В. В. Матэ. Портрет П. О. Ковалевского
Павел же Осипович, не рискуя ничем, наблюдал из своего обоза, как наши донцы таскали кур по болгарским деревням, охотясь за ними, как за страшными башибузуками. Павел Осипович наблюдал и писал такие «баталии» охотно, соединяя приятное с полезным. Однако такое отношение к подвигам российской победоносной армии не могло нравиться его «августейшему» начальнику, и Павлу Осиповичу дали это понять. Он попытался одним взглядом взглянуть, что там в авангарде делается, зрелище это ему не понравилось, и он снова перенес свои наблюдения в любезный ему арьергард, тонко наблюдая его жизнь. Нерасположение к нему росло, и, вместо того чтобы сделать блестящую карьеру художника-баталиста, он навсегда попал в разряд бракованных; милости высокого начальства его миновали навсегда.
Ряд картин, якобы батальных, написанных им после войны, не был ничем примечателен, и Павел Осипович, как умный и чуткий человек, это понял и перешел к «жанру», вводя в него столь любимых им лошадей: его «На ярмарку» и «Объезд епархии» — превосходные вещи, украшающие Третьяковскую галлерею[127].
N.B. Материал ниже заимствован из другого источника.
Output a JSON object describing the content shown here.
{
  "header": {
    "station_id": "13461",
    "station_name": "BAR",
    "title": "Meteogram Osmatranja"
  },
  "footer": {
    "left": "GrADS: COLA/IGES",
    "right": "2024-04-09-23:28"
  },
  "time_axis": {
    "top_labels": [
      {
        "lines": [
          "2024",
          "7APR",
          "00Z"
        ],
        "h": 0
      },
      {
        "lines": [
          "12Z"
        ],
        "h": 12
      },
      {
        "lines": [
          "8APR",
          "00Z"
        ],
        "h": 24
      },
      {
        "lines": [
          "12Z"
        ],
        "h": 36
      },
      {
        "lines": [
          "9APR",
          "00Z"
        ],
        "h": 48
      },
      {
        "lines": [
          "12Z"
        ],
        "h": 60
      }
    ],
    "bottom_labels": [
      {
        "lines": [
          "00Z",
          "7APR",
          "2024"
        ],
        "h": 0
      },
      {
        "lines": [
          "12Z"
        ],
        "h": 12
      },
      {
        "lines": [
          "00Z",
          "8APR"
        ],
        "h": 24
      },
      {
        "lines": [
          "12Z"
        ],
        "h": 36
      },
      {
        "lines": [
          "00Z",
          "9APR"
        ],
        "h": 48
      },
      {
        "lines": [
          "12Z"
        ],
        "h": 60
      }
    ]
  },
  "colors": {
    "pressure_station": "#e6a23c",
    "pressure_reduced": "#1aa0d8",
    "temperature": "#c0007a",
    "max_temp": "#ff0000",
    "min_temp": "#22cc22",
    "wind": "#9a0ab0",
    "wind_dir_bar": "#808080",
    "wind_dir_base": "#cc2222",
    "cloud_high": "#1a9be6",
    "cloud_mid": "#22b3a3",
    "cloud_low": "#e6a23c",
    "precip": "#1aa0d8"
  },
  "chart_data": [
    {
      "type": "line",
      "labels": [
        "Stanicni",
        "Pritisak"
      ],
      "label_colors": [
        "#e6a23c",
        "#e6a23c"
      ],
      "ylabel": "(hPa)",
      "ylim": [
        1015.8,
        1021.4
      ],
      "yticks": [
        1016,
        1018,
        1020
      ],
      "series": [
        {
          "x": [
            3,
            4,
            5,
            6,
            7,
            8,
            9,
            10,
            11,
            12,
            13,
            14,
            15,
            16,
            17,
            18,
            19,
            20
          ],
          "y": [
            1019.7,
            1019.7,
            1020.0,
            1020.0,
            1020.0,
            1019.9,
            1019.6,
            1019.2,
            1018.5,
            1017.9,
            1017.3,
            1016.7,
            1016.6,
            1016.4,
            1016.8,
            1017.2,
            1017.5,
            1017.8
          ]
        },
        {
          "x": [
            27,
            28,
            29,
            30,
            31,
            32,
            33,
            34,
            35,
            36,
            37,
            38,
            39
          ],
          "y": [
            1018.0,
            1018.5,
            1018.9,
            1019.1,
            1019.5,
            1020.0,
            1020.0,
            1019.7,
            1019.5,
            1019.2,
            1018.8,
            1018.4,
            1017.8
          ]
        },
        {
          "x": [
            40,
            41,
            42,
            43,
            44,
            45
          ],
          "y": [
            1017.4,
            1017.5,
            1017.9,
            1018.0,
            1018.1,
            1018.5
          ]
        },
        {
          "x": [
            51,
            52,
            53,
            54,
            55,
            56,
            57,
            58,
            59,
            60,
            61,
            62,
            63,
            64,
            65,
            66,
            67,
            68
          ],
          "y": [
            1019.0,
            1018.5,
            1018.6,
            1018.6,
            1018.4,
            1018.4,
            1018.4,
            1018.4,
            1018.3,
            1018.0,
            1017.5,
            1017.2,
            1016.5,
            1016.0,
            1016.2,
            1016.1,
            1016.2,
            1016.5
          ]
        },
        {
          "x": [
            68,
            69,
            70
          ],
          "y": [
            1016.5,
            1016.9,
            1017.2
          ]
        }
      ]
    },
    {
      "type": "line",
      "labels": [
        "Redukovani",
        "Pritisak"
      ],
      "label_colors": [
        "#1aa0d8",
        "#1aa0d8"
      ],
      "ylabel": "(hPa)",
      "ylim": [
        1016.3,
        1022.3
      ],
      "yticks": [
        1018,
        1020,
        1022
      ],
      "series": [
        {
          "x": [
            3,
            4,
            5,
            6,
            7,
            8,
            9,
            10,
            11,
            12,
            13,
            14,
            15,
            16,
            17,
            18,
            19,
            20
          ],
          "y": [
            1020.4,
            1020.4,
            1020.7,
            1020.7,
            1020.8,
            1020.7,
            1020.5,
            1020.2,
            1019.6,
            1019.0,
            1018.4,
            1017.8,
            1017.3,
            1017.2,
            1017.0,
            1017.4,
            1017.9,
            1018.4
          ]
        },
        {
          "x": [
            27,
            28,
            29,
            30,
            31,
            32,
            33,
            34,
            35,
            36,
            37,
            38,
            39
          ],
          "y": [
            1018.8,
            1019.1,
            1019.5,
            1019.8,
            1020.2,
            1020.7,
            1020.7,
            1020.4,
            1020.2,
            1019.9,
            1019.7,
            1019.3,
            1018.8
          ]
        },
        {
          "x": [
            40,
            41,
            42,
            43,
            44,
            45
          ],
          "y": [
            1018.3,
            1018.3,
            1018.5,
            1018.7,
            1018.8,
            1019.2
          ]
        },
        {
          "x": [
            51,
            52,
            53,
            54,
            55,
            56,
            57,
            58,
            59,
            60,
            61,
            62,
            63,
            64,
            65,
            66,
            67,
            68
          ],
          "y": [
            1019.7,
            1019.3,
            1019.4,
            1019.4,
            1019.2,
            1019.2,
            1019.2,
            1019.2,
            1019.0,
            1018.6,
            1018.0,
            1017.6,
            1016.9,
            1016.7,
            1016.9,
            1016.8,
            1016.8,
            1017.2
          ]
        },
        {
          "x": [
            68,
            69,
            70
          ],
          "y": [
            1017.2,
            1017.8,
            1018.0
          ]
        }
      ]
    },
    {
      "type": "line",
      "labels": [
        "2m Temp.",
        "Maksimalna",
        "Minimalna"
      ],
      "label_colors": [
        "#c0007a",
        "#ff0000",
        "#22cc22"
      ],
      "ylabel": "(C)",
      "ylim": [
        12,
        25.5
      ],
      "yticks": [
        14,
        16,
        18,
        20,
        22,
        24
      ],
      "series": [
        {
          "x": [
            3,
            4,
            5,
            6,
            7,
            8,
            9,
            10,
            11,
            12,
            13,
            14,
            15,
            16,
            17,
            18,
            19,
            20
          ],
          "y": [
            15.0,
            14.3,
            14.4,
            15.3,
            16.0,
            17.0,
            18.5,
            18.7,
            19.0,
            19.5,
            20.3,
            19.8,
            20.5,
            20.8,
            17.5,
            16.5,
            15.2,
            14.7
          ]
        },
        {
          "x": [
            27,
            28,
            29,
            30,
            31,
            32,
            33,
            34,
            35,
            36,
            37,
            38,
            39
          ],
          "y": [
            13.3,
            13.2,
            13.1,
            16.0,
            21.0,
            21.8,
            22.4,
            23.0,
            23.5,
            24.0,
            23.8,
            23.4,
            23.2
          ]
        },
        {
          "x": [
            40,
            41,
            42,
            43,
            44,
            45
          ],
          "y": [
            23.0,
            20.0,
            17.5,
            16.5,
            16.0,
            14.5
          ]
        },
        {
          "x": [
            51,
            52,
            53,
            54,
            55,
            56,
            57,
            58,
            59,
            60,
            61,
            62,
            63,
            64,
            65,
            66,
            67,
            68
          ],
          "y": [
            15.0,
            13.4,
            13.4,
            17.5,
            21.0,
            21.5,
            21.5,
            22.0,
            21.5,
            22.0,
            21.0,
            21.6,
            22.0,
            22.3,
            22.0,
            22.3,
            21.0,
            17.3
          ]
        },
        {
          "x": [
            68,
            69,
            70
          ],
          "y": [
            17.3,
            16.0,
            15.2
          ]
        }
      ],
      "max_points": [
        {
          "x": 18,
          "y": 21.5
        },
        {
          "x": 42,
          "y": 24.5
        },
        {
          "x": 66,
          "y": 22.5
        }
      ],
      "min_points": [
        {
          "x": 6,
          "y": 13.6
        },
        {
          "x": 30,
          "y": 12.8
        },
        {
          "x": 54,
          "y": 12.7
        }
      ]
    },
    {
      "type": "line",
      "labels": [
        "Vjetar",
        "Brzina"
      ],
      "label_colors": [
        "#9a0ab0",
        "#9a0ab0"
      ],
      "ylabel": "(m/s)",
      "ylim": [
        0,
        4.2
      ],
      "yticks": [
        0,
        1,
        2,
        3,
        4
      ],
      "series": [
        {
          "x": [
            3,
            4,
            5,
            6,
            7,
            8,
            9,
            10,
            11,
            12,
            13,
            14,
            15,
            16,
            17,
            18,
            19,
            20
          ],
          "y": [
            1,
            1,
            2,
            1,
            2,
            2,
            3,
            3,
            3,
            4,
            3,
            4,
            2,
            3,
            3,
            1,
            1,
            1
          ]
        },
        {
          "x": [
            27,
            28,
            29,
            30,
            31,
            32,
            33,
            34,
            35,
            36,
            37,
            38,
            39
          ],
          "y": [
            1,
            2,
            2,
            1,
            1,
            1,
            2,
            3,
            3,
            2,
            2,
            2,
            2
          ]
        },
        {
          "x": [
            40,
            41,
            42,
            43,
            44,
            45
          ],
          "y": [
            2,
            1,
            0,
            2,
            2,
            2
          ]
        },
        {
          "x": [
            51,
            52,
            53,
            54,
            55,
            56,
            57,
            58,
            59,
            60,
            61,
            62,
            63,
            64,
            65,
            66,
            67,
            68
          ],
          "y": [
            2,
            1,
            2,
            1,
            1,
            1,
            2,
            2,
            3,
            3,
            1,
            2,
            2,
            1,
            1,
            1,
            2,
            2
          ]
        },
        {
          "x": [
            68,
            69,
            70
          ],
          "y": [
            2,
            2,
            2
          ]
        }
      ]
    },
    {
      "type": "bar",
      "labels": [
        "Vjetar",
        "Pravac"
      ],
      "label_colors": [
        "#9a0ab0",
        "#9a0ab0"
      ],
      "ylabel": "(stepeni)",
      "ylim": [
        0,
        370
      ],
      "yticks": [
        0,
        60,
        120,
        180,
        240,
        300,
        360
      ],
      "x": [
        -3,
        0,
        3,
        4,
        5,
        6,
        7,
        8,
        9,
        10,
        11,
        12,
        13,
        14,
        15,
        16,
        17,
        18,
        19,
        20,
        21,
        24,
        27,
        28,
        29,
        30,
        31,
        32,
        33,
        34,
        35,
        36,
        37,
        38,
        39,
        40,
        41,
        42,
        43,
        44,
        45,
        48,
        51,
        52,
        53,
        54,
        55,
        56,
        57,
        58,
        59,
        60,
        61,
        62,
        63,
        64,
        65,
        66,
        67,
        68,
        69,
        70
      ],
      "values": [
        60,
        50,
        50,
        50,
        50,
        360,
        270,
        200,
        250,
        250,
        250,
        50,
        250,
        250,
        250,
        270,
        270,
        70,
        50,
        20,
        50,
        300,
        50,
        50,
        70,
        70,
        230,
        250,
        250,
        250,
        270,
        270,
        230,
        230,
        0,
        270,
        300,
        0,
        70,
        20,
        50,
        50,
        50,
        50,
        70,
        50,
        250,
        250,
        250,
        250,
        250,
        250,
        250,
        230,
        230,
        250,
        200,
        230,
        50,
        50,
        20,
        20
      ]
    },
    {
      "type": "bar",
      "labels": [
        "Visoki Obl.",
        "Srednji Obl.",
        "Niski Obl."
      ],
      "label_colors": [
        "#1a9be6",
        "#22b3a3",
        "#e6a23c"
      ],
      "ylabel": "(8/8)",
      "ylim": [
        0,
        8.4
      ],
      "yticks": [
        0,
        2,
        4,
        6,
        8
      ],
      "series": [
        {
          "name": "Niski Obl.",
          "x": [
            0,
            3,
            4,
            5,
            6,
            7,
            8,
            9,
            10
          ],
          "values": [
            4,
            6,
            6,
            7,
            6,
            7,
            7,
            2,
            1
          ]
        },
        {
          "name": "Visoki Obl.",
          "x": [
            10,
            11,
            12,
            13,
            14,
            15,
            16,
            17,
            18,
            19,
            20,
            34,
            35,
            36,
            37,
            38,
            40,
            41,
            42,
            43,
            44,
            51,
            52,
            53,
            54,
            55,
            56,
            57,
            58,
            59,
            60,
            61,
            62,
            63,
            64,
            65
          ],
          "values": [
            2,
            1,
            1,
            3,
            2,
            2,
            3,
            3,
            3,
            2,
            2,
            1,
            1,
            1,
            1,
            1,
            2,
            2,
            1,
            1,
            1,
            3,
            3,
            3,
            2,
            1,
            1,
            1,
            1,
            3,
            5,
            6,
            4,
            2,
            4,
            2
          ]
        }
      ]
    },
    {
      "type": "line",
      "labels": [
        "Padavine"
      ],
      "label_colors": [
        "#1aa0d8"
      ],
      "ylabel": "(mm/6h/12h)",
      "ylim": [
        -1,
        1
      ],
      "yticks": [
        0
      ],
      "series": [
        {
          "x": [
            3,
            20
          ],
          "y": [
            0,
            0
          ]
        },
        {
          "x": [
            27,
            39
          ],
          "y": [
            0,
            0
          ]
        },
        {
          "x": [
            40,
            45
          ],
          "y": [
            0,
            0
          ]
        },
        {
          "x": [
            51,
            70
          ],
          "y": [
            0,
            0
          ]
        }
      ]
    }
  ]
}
И все же надо сказать, что автор «Помпейских раскопок» не оправдал надежд, кои на него возлагали Академия и общество.
122
Выставка картин Верещагина в Вене состоялась в 1885 г. Рационалистическое решение художником евангельских тем в картинах «Святое семейство» и «Воскресение Христа» послужило поводом к выступлению католика-фанатика, о котором рассказывал Нестерову брат Верещагина.
123
Г. И. Семирадский был направлен на шесть лет за границу в 1870 г., П. О. Ковалевский — в 1873 г.
124
За картину «Светочи христианства» (1877, Краковский музей) Семирадскому было присвоено в 1877 г. звание профессора живописи.
125
Программной темой Ковалевского была «Первый день сражения при Лейпциге 1813 г.» (1871).
126
Звание академика было присвоено Ковалевскому в 1876 г. за картину «Раскопки в Риме».
127
Картина Ковалевского «Объезд епархии» написана в 1885 г.